Тина, однако, его молчания выдержать долго не смогла. Повернулась решительно и скрылась за большими тяжелыми дверьми студенческого общежития. Проплакала потом в подушку всю ночь. То ли от счастья, то ли от досады на свою эту неизвестно откуда взявшуюся смелость…
На следующий день Антон Павлович подошел к ней сам. То есть поджидал уже около университета, окликнул робко, когда она в студенческой стайке девчонок–однокашниц шла–щебетала мимо. Сердито отмахнувшись от Вари Синицкой, понимающе ей ухмыльнувшейся, она подбежала к нему, изо всех сил пряча за легкой и вежливой улыбкой смущение.

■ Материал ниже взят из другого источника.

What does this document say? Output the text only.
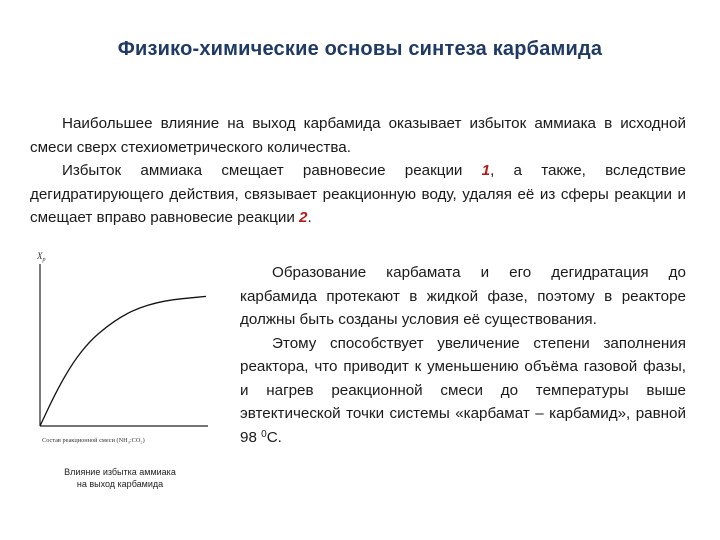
Физико-химические основы синтеза карбамида

Наибольшее влияние на выход карбамида оказывает избыток аммиака в исходной смеси сверх стехиометрического количества.

Избыток аммиака смещает равновесие реакции 1, а также, вследствие дегидратирующего действия, связывает реакционную воду, удаляя её из сферы реакции и смещает вправо равновесие реакции 2.

$X_p$
Состав реакционной смеси (NH₃:CO₂)
Влияние избытка аммиака
на выход карбамида

Образование карбамата и его дегидратация до карбамида протекают в жидкой фазе, поэтому в реакторе должны быть созданы условия её существования.

Этому способствует увеличение степени заполнения реактора, что приводит к уменьшению объёма газовой фазы, и нагрев реакционной смеси до температуры выше эвтектической точки системы «карбамат – карбамид», равной 98 $^0$С.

— Да, Антон Павлович! Я вас слушаю…
— Тина, я вас приглашаю в гости. На чашку чая. Соглашайтесь, Тина! Чай у меня и правда замечательный – недавно друг из Англии привез. Только не подумайте ничего плохого, ради бога…
— Да я согласна, Антон Павлович! Что вы! Спасибо за приглашение. Я с удовольствием выпью вместе с вами чашку настоящего английского чая, - дрожащим от не пожелавшего никуда прятаться смущения голосом проговорила Тина. – Тем более, я его никогда и не пробовала.